AT&T has recently announced it will no longer offer unlimited data plans for new iPhone users in the US, and now some carriers in the UK have followed suit. In each case, the providers claim that only a very small number of users actually use enough data to warrant an unlimited plan, and most users use relatively little and will benefit from the cheaper, capped plans. But what does "most users" mean? Journalist Charles Arthur of the Guardian, in an article about the impact of the data caps, illustrated the distribution of data usage amongst mobile users with this chart, created in R:

Reader Barry Rowlingson thought this chart looked odd (is that really a 97% percentile?), but given that the chart lacks axis labels, it's hard to make sense of anyway. So he set to recreate the chart: given the mean (200Mb) and one quantile (the 97% quantile is 500Mb), he figured out the unstated standard deviation of the Normal distribution (159Mb) and recreated the graph with axis labels:

ss=seq(0,700,len=100)

plot(ss,dnorm(ss,mean=200,sd=159),col="red",type="l")

abline(v=500,col="black")

I added the black vertical line to indicate the 97% percentile at 500Mb. Anyway, it's nice that R is being used to illustrate statistical concepts like this, just a shame that the chart wasn't quite right. Thanks to Barry for providing this alternative.

The Guardian: Why file-sharing has killed 'unlimited' mobile data contracts

Cellphone data usage is almost certainly a fat-tailed distribution, not a normal one. The second graph says absolutely nothing about the first, and shame on this article for promoting the idea that every distribution is normal.

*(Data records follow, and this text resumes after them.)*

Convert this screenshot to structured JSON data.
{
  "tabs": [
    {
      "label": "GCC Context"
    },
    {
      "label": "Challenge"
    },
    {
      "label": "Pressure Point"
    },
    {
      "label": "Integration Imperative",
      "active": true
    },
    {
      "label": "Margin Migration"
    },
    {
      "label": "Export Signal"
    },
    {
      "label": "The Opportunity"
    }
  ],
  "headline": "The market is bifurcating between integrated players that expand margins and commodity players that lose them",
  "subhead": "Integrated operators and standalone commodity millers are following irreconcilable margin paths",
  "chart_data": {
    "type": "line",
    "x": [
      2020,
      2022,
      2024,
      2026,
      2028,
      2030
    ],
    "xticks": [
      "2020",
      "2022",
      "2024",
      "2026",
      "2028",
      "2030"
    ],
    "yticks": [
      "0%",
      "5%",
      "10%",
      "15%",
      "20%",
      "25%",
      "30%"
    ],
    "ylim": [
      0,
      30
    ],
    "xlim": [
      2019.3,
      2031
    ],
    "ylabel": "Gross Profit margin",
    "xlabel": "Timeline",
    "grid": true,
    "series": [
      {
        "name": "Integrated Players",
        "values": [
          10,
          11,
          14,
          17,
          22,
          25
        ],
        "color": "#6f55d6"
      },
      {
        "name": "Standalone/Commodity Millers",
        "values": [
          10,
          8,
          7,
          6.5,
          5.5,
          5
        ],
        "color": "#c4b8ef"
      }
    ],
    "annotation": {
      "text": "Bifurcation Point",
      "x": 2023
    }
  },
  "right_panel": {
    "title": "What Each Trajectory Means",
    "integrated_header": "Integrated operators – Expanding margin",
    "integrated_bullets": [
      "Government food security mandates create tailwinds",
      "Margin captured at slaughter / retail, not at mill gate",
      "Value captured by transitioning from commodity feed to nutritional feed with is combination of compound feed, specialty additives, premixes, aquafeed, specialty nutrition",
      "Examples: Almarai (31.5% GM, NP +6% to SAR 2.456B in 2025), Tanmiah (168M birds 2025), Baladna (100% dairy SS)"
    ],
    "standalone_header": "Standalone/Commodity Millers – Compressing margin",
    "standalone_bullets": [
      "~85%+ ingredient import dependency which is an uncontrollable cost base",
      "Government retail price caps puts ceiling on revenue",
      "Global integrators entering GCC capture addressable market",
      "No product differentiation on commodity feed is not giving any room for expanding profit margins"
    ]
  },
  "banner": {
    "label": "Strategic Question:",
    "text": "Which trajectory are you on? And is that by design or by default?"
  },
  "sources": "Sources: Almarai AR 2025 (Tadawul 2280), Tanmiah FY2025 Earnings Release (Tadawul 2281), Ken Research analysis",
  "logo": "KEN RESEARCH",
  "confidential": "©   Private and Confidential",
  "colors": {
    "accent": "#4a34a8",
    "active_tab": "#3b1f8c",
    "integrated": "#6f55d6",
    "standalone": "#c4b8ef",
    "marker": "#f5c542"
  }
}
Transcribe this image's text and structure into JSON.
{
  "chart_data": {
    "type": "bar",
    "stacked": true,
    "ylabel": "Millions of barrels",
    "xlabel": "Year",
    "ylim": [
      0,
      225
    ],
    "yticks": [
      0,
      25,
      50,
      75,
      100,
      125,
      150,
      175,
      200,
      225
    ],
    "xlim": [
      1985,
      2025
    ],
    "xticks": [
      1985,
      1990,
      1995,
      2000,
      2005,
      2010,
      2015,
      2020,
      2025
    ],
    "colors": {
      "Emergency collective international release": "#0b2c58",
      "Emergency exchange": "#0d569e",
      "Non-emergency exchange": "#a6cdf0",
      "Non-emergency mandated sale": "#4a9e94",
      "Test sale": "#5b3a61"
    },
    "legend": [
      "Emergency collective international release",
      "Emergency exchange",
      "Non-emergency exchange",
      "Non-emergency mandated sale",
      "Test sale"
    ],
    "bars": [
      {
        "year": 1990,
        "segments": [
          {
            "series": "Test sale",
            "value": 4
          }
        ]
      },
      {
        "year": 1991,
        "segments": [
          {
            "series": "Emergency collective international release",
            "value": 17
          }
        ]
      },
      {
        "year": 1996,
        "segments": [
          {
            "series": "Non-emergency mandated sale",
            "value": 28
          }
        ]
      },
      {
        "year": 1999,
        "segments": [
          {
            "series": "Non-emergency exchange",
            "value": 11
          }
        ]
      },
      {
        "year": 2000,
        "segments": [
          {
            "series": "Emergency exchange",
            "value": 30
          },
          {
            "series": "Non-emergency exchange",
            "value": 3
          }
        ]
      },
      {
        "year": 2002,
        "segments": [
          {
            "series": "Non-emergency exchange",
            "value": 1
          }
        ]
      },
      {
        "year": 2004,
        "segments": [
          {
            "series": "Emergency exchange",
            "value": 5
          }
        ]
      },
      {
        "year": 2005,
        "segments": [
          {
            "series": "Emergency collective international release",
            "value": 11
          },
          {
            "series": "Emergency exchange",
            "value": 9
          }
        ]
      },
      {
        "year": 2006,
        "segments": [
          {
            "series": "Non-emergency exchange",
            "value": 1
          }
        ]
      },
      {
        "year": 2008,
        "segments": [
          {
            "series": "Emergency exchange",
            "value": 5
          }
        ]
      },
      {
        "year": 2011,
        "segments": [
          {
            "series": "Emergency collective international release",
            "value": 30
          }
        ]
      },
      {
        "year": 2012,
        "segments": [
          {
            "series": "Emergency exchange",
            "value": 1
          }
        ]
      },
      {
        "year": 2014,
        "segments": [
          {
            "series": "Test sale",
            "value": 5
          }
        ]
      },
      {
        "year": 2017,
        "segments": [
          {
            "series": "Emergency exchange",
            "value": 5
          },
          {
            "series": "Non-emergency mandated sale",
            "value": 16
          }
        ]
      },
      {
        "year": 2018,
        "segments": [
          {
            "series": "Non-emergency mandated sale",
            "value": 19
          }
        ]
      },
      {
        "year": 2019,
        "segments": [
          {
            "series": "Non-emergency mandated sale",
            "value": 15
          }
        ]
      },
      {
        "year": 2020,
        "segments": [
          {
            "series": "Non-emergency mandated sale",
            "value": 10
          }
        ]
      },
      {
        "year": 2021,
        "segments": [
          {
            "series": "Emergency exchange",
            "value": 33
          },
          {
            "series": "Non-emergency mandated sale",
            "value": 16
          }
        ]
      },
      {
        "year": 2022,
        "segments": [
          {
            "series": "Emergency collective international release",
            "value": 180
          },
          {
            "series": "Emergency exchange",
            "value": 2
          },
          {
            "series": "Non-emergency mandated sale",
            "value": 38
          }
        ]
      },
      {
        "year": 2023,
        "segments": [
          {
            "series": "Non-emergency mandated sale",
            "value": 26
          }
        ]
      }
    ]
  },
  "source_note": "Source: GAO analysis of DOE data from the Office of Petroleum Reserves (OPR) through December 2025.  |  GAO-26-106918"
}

I hate the cellphone companies too, but this is silly,

Bill Mill

Posted by: Bill Mill | June 16, 2010 at 08:46

It would be great to see the data because this must not be normal and must be fat tailed (as Bill stated) because with that SD then the 99% is less than 700, not the 800 in the chart.

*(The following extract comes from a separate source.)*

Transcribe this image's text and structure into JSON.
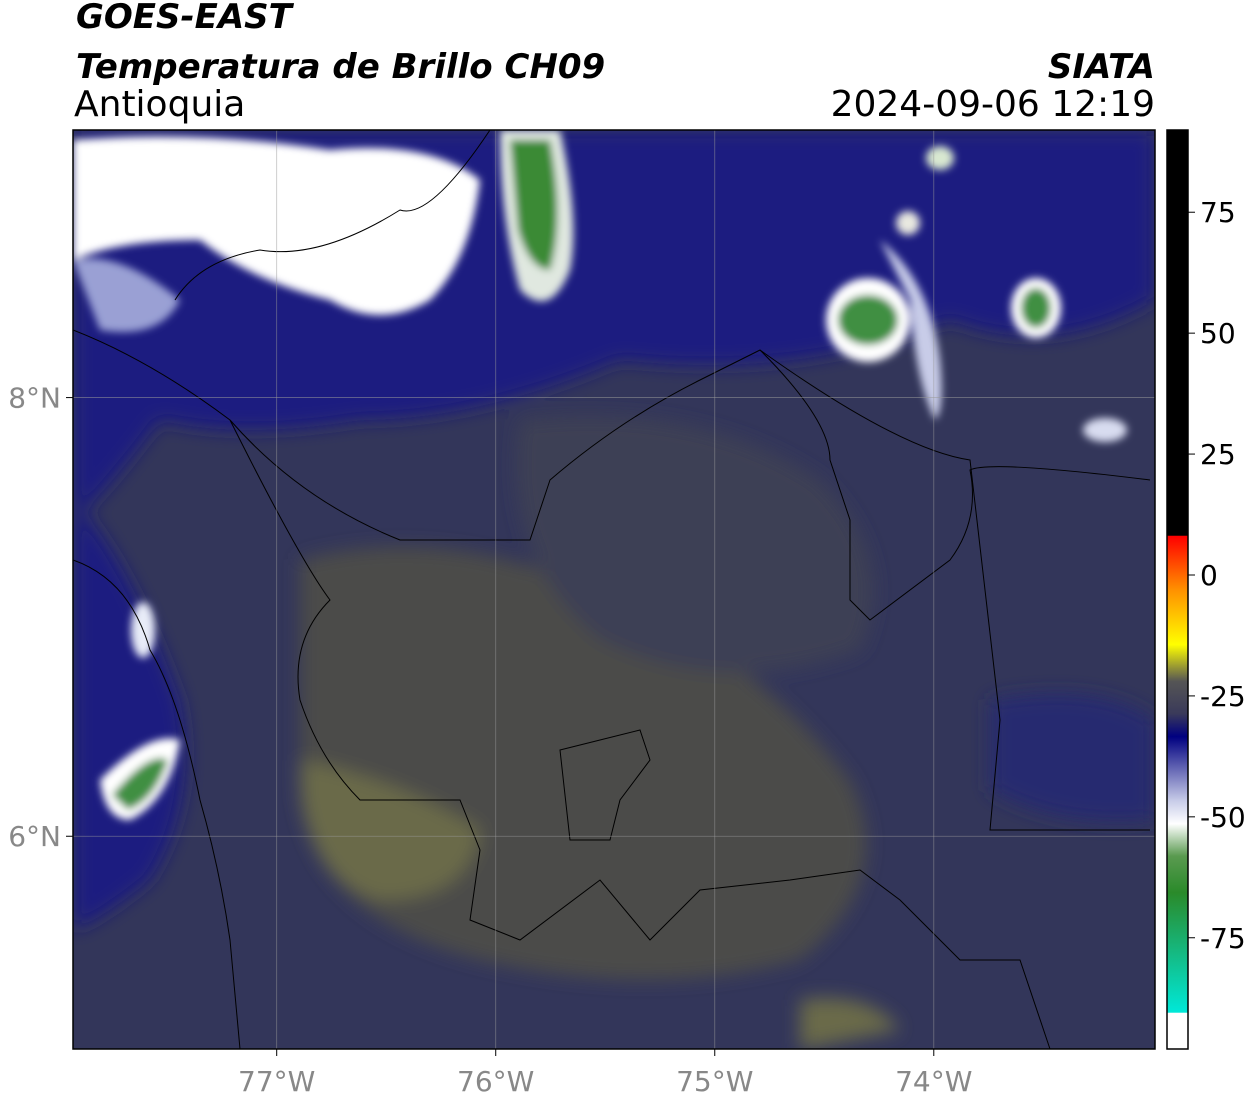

Posted by: John Christie | June 16, 2010 at 09:09

Not to mention that the probability of using less than 0 MB of data is 0. With an "average" of 200 MB and a standard deviation of 159 MB, a normal distribution is going to be significantly wrong. My guess is a gamma distribution, but others could make sense.

Also, I'd take the "average" of 200 MB as the mode, not the mean, given the graph.

Posted by: Nick N | June 16, 2010 at 09:20

You can't model these data by a normal distribution. Note that your model implies that a large number of cellphone users use NEGATIVE megabytes. The real usage is bounded below by zero, but is unbounded above. Simple models for this situation include lognormal and gamma.

Posted by: Rick | June 16, 2010 at 13:02

Use "Empirical Cumulative Distribution Function", ecdf() or something instead.

I use about 18G of mobile data monthly with 7 Mbit/s modem. New modems are 21 Mbit/s. Theoretically my plan is capped to 3G/month but the operator doesn't seem to care. This costs 13 euros in a month.

Posted by: N. N. | June 16, 2010 at 14:47

hmmmm....

Its highly likely (ie its a regular mistake) that the top distribution is a fit to data with some super user peaks that are not apparent (should have loessed it).

So the 97 percentile is (probably) in the right place but the curve itself a poor representation.

Posted by: Stephen | June 17, 2010 at 02:03

Agree with the above comments: This is not a normal distribution. The leftmost bound of x axis should be 0 (not negative) and using standard deviation of normal distribution is not correct. Need to use another distribution...

-Ralph Winters

Posted by: Ralph Winters | June 18, 2010 at 12:55